Once a metric for visual clarity, 2020 has taken on new meaning as a meme for the relentless disaster and fright besetting us this year. Engulfed by pandemic-fueled soul searching and turmoil, donors large and small have stepped up to pour billions of dollars into coronavirus relief efforts and social justice initiatives. Jack Dorsey, the chief executive of Square and Twitter, shot to the top of a global ranking of individual donors when he committed $1 billion to Covid-19-related assistance. “There has been an outpouring of support for these two issues,” says Jacob Harold, executive vice president of Candid, which tracks philanthropic giving.

Center for Disaster Philanthropy
Disaster preparedness and recovery are affected as governments prioritise on flattening the COVID curve

More than US$17 billion (S$22.64 billion) was directed to coronavirus causes from March through October, according to the Center for Disaster Philanthropy, outstripping the amounts for hurricanes and other 21st-century disasters by orders of magnitude. (Donors gave a mere US$363 million/S$483.51 million within six months of the far more limited Ebola outbreak in 2014, for instance.)

But mirroring this outpouring of crisis relief is a shift away from support for ballet companies, art museums, cancer treatment, childhood education and myriad other causes, which are falling drastically short of needs. Annual fundraising galas have been cancelled, tickets and entrance fees zeroed. Volunteers have retreated to the safety of solitude.
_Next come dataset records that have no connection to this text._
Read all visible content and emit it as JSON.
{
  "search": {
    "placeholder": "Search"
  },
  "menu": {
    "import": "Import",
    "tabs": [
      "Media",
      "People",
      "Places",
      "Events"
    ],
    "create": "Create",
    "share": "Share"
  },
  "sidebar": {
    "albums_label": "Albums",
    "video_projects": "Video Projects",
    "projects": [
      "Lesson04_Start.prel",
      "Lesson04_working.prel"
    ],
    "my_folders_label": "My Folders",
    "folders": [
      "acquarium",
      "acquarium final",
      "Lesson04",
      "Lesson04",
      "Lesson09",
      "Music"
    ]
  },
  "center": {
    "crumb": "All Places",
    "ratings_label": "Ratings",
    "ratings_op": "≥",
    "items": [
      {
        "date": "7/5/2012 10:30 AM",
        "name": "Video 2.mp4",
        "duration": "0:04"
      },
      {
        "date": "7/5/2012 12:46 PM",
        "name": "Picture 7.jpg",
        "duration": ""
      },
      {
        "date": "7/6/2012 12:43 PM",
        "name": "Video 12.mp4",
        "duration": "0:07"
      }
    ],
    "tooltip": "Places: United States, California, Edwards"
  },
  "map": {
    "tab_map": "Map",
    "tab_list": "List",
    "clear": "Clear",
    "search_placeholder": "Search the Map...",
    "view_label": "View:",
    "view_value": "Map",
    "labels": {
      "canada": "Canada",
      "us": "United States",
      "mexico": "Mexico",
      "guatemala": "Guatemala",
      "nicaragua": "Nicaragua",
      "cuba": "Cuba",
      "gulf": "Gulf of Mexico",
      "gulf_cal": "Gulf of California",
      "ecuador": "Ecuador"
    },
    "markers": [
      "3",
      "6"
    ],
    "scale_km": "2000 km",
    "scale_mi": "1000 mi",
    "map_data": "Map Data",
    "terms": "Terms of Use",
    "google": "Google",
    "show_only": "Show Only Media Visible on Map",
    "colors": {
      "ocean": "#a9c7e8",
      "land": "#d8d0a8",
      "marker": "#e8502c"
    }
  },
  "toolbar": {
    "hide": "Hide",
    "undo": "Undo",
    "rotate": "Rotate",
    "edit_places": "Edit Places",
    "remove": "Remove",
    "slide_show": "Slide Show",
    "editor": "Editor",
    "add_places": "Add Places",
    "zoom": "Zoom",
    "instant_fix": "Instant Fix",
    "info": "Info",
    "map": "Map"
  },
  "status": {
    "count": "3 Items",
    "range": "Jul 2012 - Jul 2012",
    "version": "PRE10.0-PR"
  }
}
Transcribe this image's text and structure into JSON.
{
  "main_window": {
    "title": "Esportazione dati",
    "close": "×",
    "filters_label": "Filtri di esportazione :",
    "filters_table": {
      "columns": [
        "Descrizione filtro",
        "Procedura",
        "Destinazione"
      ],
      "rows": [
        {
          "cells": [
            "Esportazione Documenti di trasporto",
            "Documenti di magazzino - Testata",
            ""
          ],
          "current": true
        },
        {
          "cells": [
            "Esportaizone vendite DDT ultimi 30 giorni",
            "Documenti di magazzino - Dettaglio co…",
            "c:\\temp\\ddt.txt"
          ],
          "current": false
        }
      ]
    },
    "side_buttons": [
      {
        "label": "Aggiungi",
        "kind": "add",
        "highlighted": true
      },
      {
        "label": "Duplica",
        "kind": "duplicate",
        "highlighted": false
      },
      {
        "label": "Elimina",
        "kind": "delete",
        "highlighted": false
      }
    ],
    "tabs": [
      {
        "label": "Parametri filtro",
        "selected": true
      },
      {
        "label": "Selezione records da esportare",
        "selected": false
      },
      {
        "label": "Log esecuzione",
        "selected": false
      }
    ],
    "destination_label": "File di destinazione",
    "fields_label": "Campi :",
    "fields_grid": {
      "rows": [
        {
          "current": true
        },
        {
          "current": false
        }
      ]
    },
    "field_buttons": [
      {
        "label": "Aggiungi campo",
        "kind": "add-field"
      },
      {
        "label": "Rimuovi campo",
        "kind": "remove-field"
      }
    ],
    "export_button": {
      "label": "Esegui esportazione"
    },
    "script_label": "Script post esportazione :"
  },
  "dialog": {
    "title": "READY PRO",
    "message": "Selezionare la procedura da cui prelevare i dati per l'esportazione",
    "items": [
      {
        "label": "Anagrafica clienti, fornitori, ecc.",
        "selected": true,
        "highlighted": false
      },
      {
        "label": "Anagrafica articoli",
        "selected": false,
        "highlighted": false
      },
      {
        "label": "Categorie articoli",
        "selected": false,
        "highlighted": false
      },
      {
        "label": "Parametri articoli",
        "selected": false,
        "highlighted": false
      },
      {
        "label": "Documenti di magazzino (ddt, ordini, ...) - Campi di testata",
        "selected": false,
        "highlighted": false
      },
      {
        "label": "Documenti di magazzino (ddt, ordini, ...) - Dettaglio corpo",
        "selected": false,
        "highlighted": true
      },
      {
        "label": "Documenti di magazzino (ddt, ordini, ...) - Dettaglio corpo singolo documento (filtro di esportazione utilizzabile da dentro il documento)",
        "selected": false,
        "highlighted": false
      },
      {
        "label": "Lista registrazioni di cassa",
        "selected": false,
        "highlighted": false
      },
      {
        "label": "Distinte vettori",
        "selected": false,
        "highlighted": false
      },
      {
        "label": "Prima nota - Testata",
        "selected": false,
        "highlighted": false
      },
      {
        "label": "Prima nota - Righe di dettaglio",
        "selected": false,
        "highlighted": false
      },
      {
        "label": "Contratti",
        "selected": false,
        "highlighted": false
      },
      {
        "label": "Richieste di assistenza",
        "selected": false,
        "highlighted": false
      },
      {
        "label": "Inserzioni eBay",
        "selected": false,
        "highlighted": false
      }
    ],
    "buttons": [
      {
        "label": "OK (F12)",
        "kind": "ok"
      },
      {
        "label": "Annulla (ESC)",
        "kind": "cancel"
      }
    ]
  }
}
Nonprofits are facing a crisis of their own.

Some small canary-in-the-coal-mine organisations have already shut their doors or announced they soon will, owing to the financial strains from COVID-19. They include, to name just a few, the World of Speed Motorsports Museum in Wilsonville, Ore.; Reach Pikes Peak, which has served low-income families in Colorado Springs, Colo., for over 55 years; and the 39-year-old New York City art-scene stalwart Art in General. Ellison’s abrupt change of heart alone left nonprofits such as Reach to Teach, a charity dedicated to primary education in India, which he has reportedly supported since 2008, in the lurch. Ellison did not respond to requests for comment on his shift in priorities, and a spokesperson for his cancer-research centre in LA declined to comment.

Meanwhile, the needs for medical care, food, housing, mental health, outfitting children with technology for virtual education and other activities not directly connected to the pandemic have sharply increased. Nonprofits are American society’s safety valves, though they often operate on the edge themselves. In any normal year, according to Candid, which also advises charitable groups, roughly 12,000 US charities go out of business. Candid predicts that as many as 10 times that number could disappear in the ripple effects of COVID-19. And with the hungry hungrier, the numbers of homeless legion, there are other crises looming.

“Cancer isn’t cancelled,” says Paula Schneider, chief executive of Susan G. Komen, the Dallas-based breast-cancer-fighting organization. “Our helpline is ringing off the hook.” In July, Komen called off its famous Race for the Cure fundraising walks and runs – responsible for 50 per cent of its income – because of the obvious difficulties in exercising en masse during an airborne-virus pandemic. But the need for Komen’s services is growing, what with the record number of newly unemployed who have been untethered from health insurance. What’s more, Komen anticipates a near-future surge of cancer cases because women, fearful of going into medical facilities, have been postponing mammograms.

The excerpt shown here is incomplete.